Kerusuhan di Medan, Puluhan Rumah dan Tempat Ibadah di Rusak

Medan (SIB)

Kerusuhan berbentuk perkela-hian kelompok pemuda yang melibatkan unsur OKP kambuh 
lagi di Jalan Bajak II kawasan Mariendal Medan dengan saling serang lawannya 
menggunakan berbagai jenis senjata tajam, senapan angin, panah beracun dan batu 
mengakibatkan sedikitnya 15 pemuda dan seorang anggota TNI mengalami luka-luka serta 
beberapa rumah penduduk dan tempat ibadah dirusak oleh massa pemuda, Jumat (9/6) 
malam hingga Sabtu (10/6) petang.

Menurut keterangan seorang warga setempat, salah satu kelompok bahkan disebut-sebut 
akan "membumi hanguskan" komplek Asrama Widuri milik TNI yang didiami ratusan jiwa 
penduduk yang juga tempat tinggal kelompok pemuda lawannya.

Hal itu membuat warga yang tinggal di asrama tersebut yang umumnya anggota TNI sangat 
ketakutan mendapat informasi bahwa tempat tinggal mereka akan dibakar oleh para pemuda 
tersebut. Apalagi diperoleh informasi beberapa rumah penduduk di sekitar kawasan 
asrama 
telah dirusak oleh massa pemuda yang marah itu.

Bentrokan kedua kelompok pemuda itu merupakan lanjutan dari pertikaian kedua kelompok 
yang terjadi diantara mereka beberapa waktu sebelumnya dan disebut-sebut bermotif 
perebutan lahan rejeki.

Sedangkan gesekan kedua kelompok pemuda yang terjadi malam itu bermula dari adanya 
penyerangan salah satu kelompok pemuda terhadap para pemuda yang tinggal di asrama 
Widuri.

Mendapat serangan menda-dak itu para pemuda yang tinggal di asrama itu kewalahan dan 
berusaha menyelamatkan dirinya ke rumah-rumah penduduk dan rumah ibadah di komplek 
tersebut.

Namun para pemuda itu tetap mengejar lawannya bahkan melempari rumah penduduk dan 
rumah ibadah tempat lawannya bersembunyi yang mengakibat-kan beberapa rumah 
penduduk termasuk sebuah klinik bersalin dan wartel mengalami kerusakkan yang cukup 
parah.

Massa pemuda yang jumlahnya diperkirakan seratusan itu semakin emosi karena kelompok 
pemuda yang menjadi lawannya tidak juga keluar dari tempat persembunyiannya, yang 
mengakibatkan mereka mengan-cam akan membakar komplek tersebut.

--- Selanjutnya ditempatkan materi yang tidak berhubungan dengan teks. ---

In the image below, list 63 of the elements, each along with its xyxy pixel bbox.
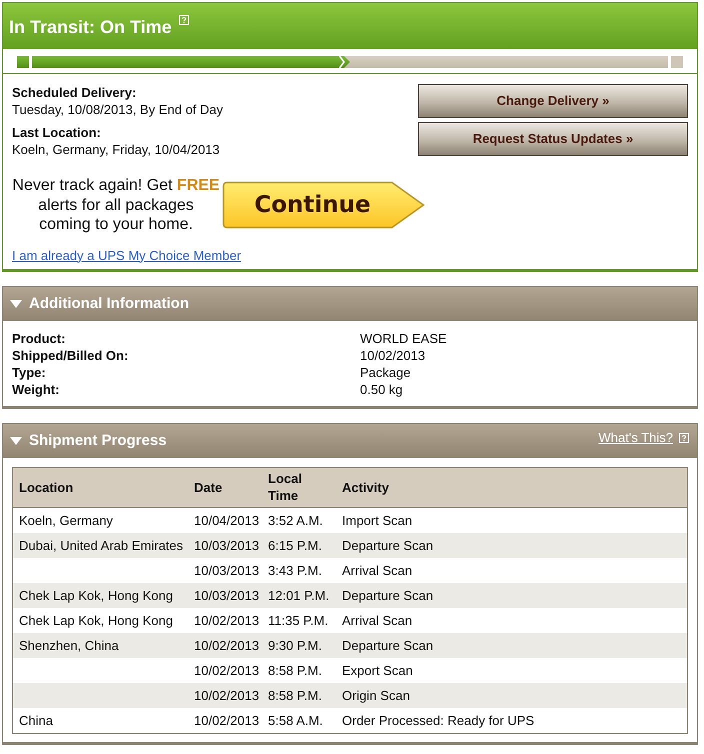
activity-cell-text: Departure Scan <box>341 586 434 604</box>
info-value: 0.50 kg <box>360 380 404 398</box>
time-cell-text: 6:15 P.M. <box>267 536 323 554</box>
activity-cell-text: Origin Scan <box>341 686 411 704</box>
action-button[interactable]: Change Delivery » <box>418 84 688 118</box>
column-header: Activity <box>341 478 390 496</box>
info-label: Weight: <box>12 380 60 398</box>
date-cell-text: 10/03/2013 <box>193 536 260 554</box>
section-title: Additional Information <box>29 294 189 314</box>
activity-cell-text: Departure Scan <box>341 636 434 654</box>
location-cell-text: China <box>18 712 54 728</box>
time-cell-text: 8:58 P.M. <box>267 686 323 704</box>
status-title: In Transit: On Time <box>9 16 172 39</box>
location-cell-text: Dubai, United Arab Emirates <box>18 536 184 554</box>
activity-cell-text: Export Scan <box>341 662 414 678</box>
section-header-bar[interactable]: Additional Information <box>3 286 697 320</box>
date-cell-text: 10/02/2013 <box>193 686 260 704</box>
info-label: Product: <box>12 330 66 346</box>
time-cell-text: 3:52 A.M. <box>267 512 324 528</box>
field-label: Scheduled Delivery: <box>12 84 138 101</box>
activity-cell-text: Order Processed: Ready for UPS <box>341 712 536 728</box>
date-cell-text: 10/02/2013 <box>193 712 260 728</box>
date-cell-text: 10/02/2013 <box>193 662 260 678</box>
activity-cell-text: Arrival Scan <box>341 612 414 628</box>
activity-cell-text: Arrival Scan <box>341 562 414 578</box>
location-cell-text: Chek Lap Kok, Hong Kong <box>18 586 174 604</box>
date-cell-text: 10/02/2013 <box>193 612 260 628</box>
location-cell-text: Shenzhen, China <box>18 636 120 654</box>
date-cell-text: 10/03/2013 <box>193 562 260 578</box>
date-cell-text: 10/03/2013 <box>193 586 260 604</box>
time-cell-text: 8:58 P.M. <box>267 662 323 678</box>
field-label: Last Location: <box>12 124 102 141</box>
member-link[interactable]: I am already a UPS My Choice Member <box>12 246 242 264</box>
info-label: Type: <box>12 364 47 380</box>
column-header: Local Time <box>267 470 303 504</box>
progress-end-segment <box>671 56 683 68</box>
column-header: Date <box>193 478 224 496</box>
field-value: Koeln, Germany, Friday, 10/04/2013 <box>12 141 221 158</box>
help-icon <box>679 432 689 442</box>
action-button[interactable]: Request Status Updates » <box>418 122 688 156</box>
info-value: 10/02/2013 <box>360 346 426 364</box>
info-label: Shipped/Billed On: <box>12 346 130 364</box>
activity-cell-text: Import Scan <box>341 512 414 528</box>
date-cell-text: 10/02/2013 <box>193 636 260 654</box>
time-cell-text: 5:58 A.M. <box>267 712 324 728</box>
location-cell-text: Chek Lap Kok, Hong Kong <box>18 612 174 628</box>
date-cell-text: 10/04/2013 <box>193 512 260 528</box>
section-title: Shipment Progress <box>29 430 167 450</box>
section-header-bar[interactable]: Shipment Progress What's This? <box>3 424 697 458</box>
time-cell-text: 3:43 P.M. <box>267 562 323 578</box>
column-header: Location <box>18 478 74 496</box>
time-cell-text: 11:35 P.M. <box>267 612 330 628</box>
promo-text: Never track again! Get FREE alerts for all packages coming to your home. <box>12 176 220 234</box>
info-value: Package <box>360 364 412 380</box>
time-cell-text: 12:01 P.M. <box>267 586 330 604</box>
info-value: WORLD EASE <box>360 330 448 346</box>
field-value: Tuesday, 10/08/2013, By End of Day <box>12 101 224 118</box>
activity-cell-text: Departure Scan <box>341 536 434 554</box>
help-icon <box>178 15 189 25</box>
time-cell-text: 9:30 P.M. <box>267 636 323 654</box>
location-cell-text: Koeln, Germany <box>18 512 114 528</box>
continue-button[interactable]: Continue <box>222 181 425 230</box>
progress-start-segment <box>17 56 29 68</box>
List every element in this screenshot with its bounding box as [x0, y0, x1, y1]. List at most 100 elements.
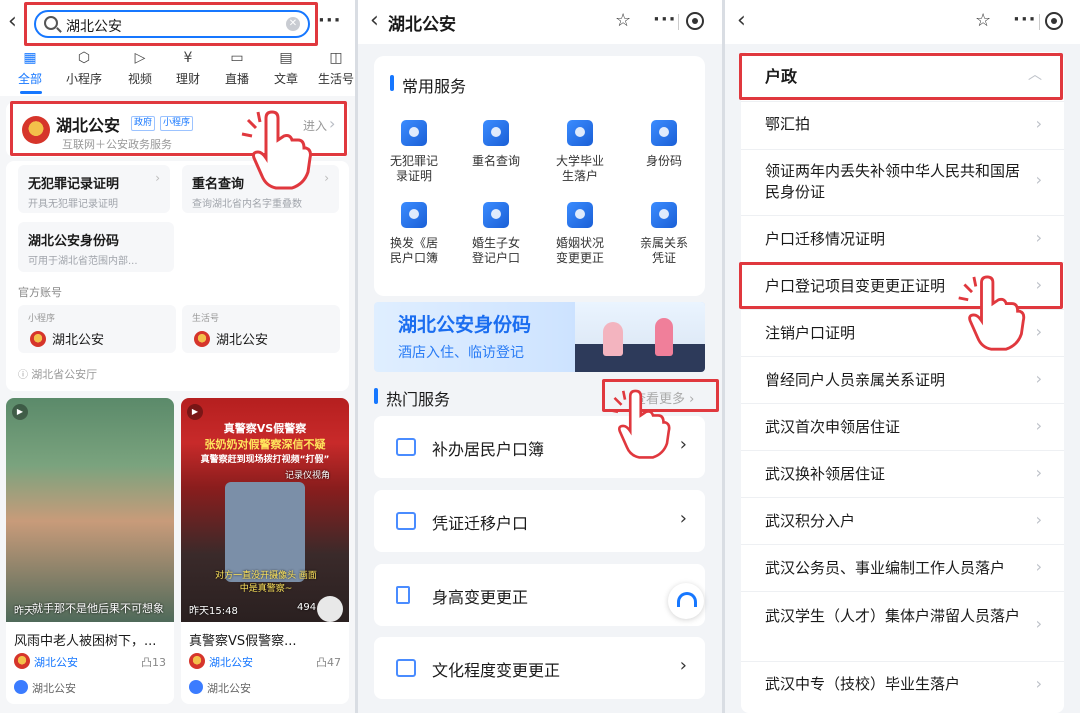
- customer-service-icon[interactable]: [668, 583, 704, 619]
- list-item[interactable]: 武汉换补领居住证 ›: [741, 451, 1064, 498]
- id-code-banner[interactable]: 湖北公安身份码 酒店入住、临访登记: [374, 302, 705, 372]
- phone-screen-image: [225, 482, 305, 582]
- tab-video[interactable]: ▷ 视频: [116, 50, 164, 87]
- list-item[interactable]: 武汉首次申领居住证 ›: [741, 404, 1064, 451]
- height-icon: [396, 586, 410, 604]
- chevron-right-icon: ›: [1035, 322, 1042, 341]
- section-accent: [374, 388, 378, 404]
- list-item[interactable]: 领证两年内丢失补领中华人民共和国居民身份证 ›: [741, 150, 1064, 216]
- video-thumbnail: [6, 398, 174, 622]
- video-time: 昨天15:48: [189, 606, 238, 617]
- like-number: 47: [327, 656, 341, 669]
- like-count[interactable]: 凸13: [141, 654, 166, 670]
- service-card-id-code[interactable]: 湖北公安身份码 可用于湖北省范围内部...: [18, 222, 174, 272]
- chevron-right-icon: ›: [1035, 463, 1042, 482]
- result-tabs: ▦ 全部 ⬡ 小程序 ▷ 视频 ¥ 理财 ▭ 直播 ▤ 文章 ◫ 生活号: [0, 50, 355, 90]
- list-item[interactable]: 户口迁移情况证明 ›: [741, 216, 1064, 263]
- police-emblem-icon: [22, 116, 50, 144]
- service-child-register[interactable]: 婚生子女登记户口: [456, 202, 536, 266]
- group-header-hukou[interactable]: 户政 ︿: [741, 52, 1064, 102]
- edit-icon[interactable]: [317, 596, 343, 622]
- video-headline-2: 张奶奶对假警察深信不疑: [204, 438, 326, 451]
- tab-finance[interactable]: ¥ 理财: [164, 50, 212, 87]
- video-author[interactable]: 湖北公安: [189, 653, 253, 670]
- police-emblem-icon: [194, 331, 210, 347]
- enter-link[interactable]: 进入: [303, 117, 327, 134]
- tab-label: 小程序: [65, 72, 102, 86]
- video-card-2[interactable]: ▶ 真警察VS假警察 张奶奶对假警察深信不疑 真警察赶到现场拨打视频“打假” 记…: [181, 398, 349, 704]
- service-label: 身份码: [645, 154, 682, 168]
- service-name-query[interactable]: 重名查询: [456, 120, 536, 169]
- service-id-code[interactable]: 身份码: [624, 120, 704, 169]
- star-icon[interactable]: ☆: [975, 10, 991, 31]
- tab-all[interactable]: ▦ 全部: [6, 50, 54, 87]
- video-card-1[interactable]: ▶ 昨天 就手那不是他后果不可想象 风雨中老人被困树下，... 湖北公安 凸13…: [6, 398, 174, 704]
- like-count[interactable]: 凸47: [316, 654, 341, 670]
- chevron-right-icon: ›: [1035, 557, 1042, 576]
- service-desc: 开具无犯罪记录证明: [28, 199, 118, 210]
- police-icon: [401, 120, 427, 146]
- list-item[interactable]: 武汉公务员、事业编制工作人员落户 ›: [741, 545, 1064, 592]
- play-icon: ▷: [134, 50, 146, 66]
- service-graduate-settle[interactable]: 大学毕业生落户: [540, 120, 620, 184]
- see-more-link[interactable]: 查看更多 ›: [633, 388, 694, 407]
- more-icon[interactable]: ···: [1013, 9, 1037, 30]
- tab-life[interactable]: ◫ 生活号: [312, 50, 355, 87]
- service-relative-proof[interactable]: 亲属关系凭证: [624, 202, 704, 266]
- video-author[interactable]: 湖北公安: [14, 653, 78, 670]
- service-reissue-hukou[interactable]: 换发《居民户口簿: [374, 202, 454, 266]
- chevron-right-icon: ›: [1035, 674, 1042, 693]
- back-icon[interactable]: ‹: [737, 8, 746, 33]
- service-card-name-query[interactable]: 重名查询 查询湖北省内名字重叠数 ›: [182, 165, 339, 213]
- id-card-icon: [396, 512, 416, 530]
- hot-item-reissue-hukou[interactable]: 补办居民户口簿 ›: [374, 416, 705, 478]
- list-item-label: 领证两年内丢失补领中华人民共和国居民身份证: [765, 162, 1021, 201]
- close-miniapp-icon[interactable]: [1045, 12, 1063, 30]
- tab-miniapp[interactable]: ⬡ 小程序: [60, 50, 108, 87]
- back-icon[interactable]: ‹: [8, 9, 17, 34]
- chevron-right-icon: ›: [329, 114, 336, 133]
- clear-icon[interactable]: ✕: [286, 17, 300, 31]
- tab-article[interactable]: ▤ 文章: [262, 50, 310, 87]
- hot-item-height-change[interactable]: 身高变更更正: [374, 564, 705, 626]
- service-label: 婚姻状况变更更正: [555, 236, 604, 265]
- tab-live[interactable]: ▭ 直播: [213, 50, 261, 87]
- hot-item-label: 凭证迁移户口: [432, 514, 529, 533]
- banner-subtitle: 酒店入住、临访登记: [398, 345, 524, 361]
- list-item[interactable]: 武汉中专（技校）毕业生落户 ›: [741, 662, 1064, 710]
- account-card-life[interactable]: 生活号 湖北公安: [182, 305, 340, 353]
- author-name: 湖北公安: [209, 656, 253, 669]
- service-label: 亲属关系凭证: [639, 236, 688, 265]
- service-title: 无犯罪记录证明: [28, 177, 120, 192]
- list-item[interactable]: 曾经同户人员亲属关系证明 ›: [741, 357, 1064, 404]
- hot-item-education-change[interactable]: 文化程度变更更正 ›: [374, 637, 705, 699]
- list-item[interactable]: 武汉积分入户 ›: [741, 498, 1064, 545]
- chevron-right-icon: ›: [1035, 275, 1042, 294]
- link-icon: [14, 680, 28, 694]
- baby-icon: [483, 202, 509, 228]
- account-name: 湖北公安: [216, 333, 269, 348]
- chevron-right-icon: ›: [689, 392, 695, 407]
- list-item[interactable]: 鄂汇拍 ›: [741, 102, 1064, 150]
- banner-illustration: [575, 302, 705, 372]
- star-icon[interactable]: ☆: [615, 10, 631, 31]
- service-marriage-change[interactable]: 婚姻状况变更更正: [540, 202, 620, 266]
- list-item[interactable]: 注销户口证明 ›: [741, 310, 1064, 357]
- video-views: 494: [297, 602, 317, 613]
- list-item[interactable]: 武汉学生（人才）集体户滞留人员落户 ›: [741, 592, 1064, 662]
- thumb-up-icon: 凸: [141, 656, 152, 669]
- search-input[interactable]: 湖北公安 ✕: [34, 10, 310, 38]
- more-icon[interactable]: ···: [653, 9, 677, 30]
- more-icon[interactable]: ···: [318, 10, 342, 31]
- service-desc: 可用于湖北省范围内部...: [28, 256, 138, 267]
- hot-item-migrate-hukou[interactable]: 凭证迁移户口 ›: [374, 490, 705, 552]
- account-name: 湖北公安: [52, 333, 105, 348]
- service-criminal-record[interactable]: 无犯罪记录证明: [374, 120, 454, 184]
- police-emblem-icon: [30, 331, 46, 347]
- close-miniapp-icon[interactable]: [686, 12, 704, 30]
- hot-item-label: 文化程度变更更正: [432, 661, 561, 680]
- list-item[interactable]: 户口登记项目变更更正证明 ›: [741, 263, 1064, 310]
- service-card-criminal-record[interactable]: 无犯罪记录证明 开具无犯罪记录证明 ›: [18, 165, 170, 213]
- back-icon[interactable]: ‹: [370, 8, 379, 33]
- account-card-miniapp[interactable]: 小程序 湖北公安: [18, 305, 176, 353]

Mendengar hal itu para orang tua keluar dari rumahnya dan menghimbau para pemuda 
tersebut untuk mengurungkan niatnya untuk membakar asrama tersebut dan tidak bertindak 
brutal.

Namun himbauan tersebut tidak dihiraukan massa pemuda itu bahkan salah seorang anggota 
TNI Praka Jhon B yang bertugas di Ajendam mengalami luka-luka yang cukup serius 
terkena 
panah beracun saat mencoba melerai pertikaian kedua kelompok pemuda yang bertikai itu 
dan segera dilarikan ke rumah sakit terdekat.

Sebuah mobil pick-up yang kebetulan melintas di kawasan itu tidak luput menjadi 
sasaran 
amuk massa pemuda yang kelihatannya sudah sangat emosi itu dan melempari mobil 
tersebut 
hingga mengalami kerusakan yang cukup berat, sedangkan supirnya langsung kabur 
menyelamatkan dirinya.

Aparat keamanan dari Polsekta Patumbak dibantu petugas Dalmas Poltabes Medan yang 
mengetahui peristiwa itu segera turun ke TKP berusaha mengamankan situasi.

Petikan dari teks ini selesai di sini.